The navel and the breasts have become numb.

Make sure you leave the secret malady with me

the next time we meet.



Ignoring much of my preferences

I've arrived to the understanding that

we do not doubt one another anymore.

Well, we might fail to recognize each other

from behind the door;

no one would try to find us out...

Nobody would want to call us either!

You might move ahead leaving behind

the used towel in the bathroom; you might also

become a bit innocent considering my

absence inevitable.

But then, I might fall asleep.

The body-fluid might bathe me

unconditionally; and without further query,

expression, or protest I might start believing

that we don't have much to do except for

suspecting the other.



I wish a few gusty nights could emerge

from the shattered gloom. I wish the vast sky

could unroll across the runway. And I wish

an acute illness could adhere to the triangular island.

For once at-least, let the want of food and love

speak together in the minds while thinking of

the probable death of our cherished dreams.

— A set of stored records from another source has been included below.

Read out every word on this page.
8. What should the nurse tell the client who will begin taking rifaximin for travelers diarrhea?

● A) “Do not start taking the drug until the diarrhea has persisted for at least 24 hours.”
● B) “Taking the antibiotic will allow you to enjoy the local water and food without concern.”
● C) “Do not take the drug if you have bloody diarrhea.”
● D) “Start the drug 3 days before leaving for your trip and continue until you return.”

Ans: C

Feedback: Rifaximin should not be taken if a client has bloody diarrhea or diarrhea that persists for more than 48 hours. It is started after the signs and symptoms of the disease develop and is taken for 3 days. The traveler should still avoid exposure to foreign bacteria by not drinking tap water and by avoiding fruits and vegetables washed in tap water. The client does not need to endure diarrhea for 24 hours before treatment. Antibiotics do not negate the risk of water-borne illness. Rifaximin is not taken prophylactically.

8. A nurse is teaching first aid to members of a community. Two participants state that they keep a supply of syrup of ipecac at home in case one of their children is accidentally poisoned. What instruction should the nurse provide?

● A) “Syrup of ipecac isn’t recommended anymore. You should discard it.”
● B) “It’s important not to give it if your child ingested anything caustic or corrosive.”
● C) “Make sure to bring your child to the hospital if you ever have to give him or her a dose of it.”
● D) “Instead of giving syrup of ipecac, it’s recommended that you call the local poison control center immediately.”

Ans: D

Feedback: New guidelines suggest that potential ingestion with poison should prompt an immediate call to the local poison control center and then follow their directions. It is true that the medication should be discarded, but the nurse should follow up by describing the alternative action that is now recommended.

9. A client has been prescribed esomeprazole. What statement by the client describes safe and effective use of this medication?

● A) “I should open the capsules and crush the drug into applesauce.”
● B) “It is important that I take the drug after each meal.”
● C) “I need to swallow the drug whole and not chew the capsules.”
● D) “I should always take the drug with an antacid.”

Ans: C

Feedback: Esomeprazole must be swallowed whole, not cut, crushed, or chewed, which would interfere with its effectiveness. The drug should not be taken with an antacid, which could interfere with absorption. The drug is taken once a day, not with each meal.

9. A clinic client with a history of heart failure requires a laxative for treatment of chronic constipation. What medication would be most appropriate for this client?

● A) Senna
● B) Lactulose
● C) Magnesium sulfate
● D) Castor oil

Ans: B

Let the door obliterate the known separation

as it opens wide. Let the days, months and the years

merge with the crowd prior to knowing

the right direction.

I wish a few turbulent days could alter

the meaning of the god.



And then, if I return all of a sudden one afternoon,

the unkempt dust will move along the walk;

my wide smile vanishes, and so does the ambiguous time.

And then, if you touch the face,

my love-soaked chin, especially; the vigil would collapse

in my fist...

Leaving the twilight behind I'll ask for a

long-talk while extending my palms forward.



The deep-seated malaise embraces you,

traveling across your stomach, liver, lungs,

veins and nerves.

You experience a black out as you are short of breath.

The flesh is now loosely-attached to your bones, and a few

men approach to savor the woman-meat. They will now

scratch and tear your waist, breasts, back, and lips.

Watery are their mouths, and your blood continues to pale.

Keeping aside your teeth, nails and the fire

you keep advising them the tenets of human care.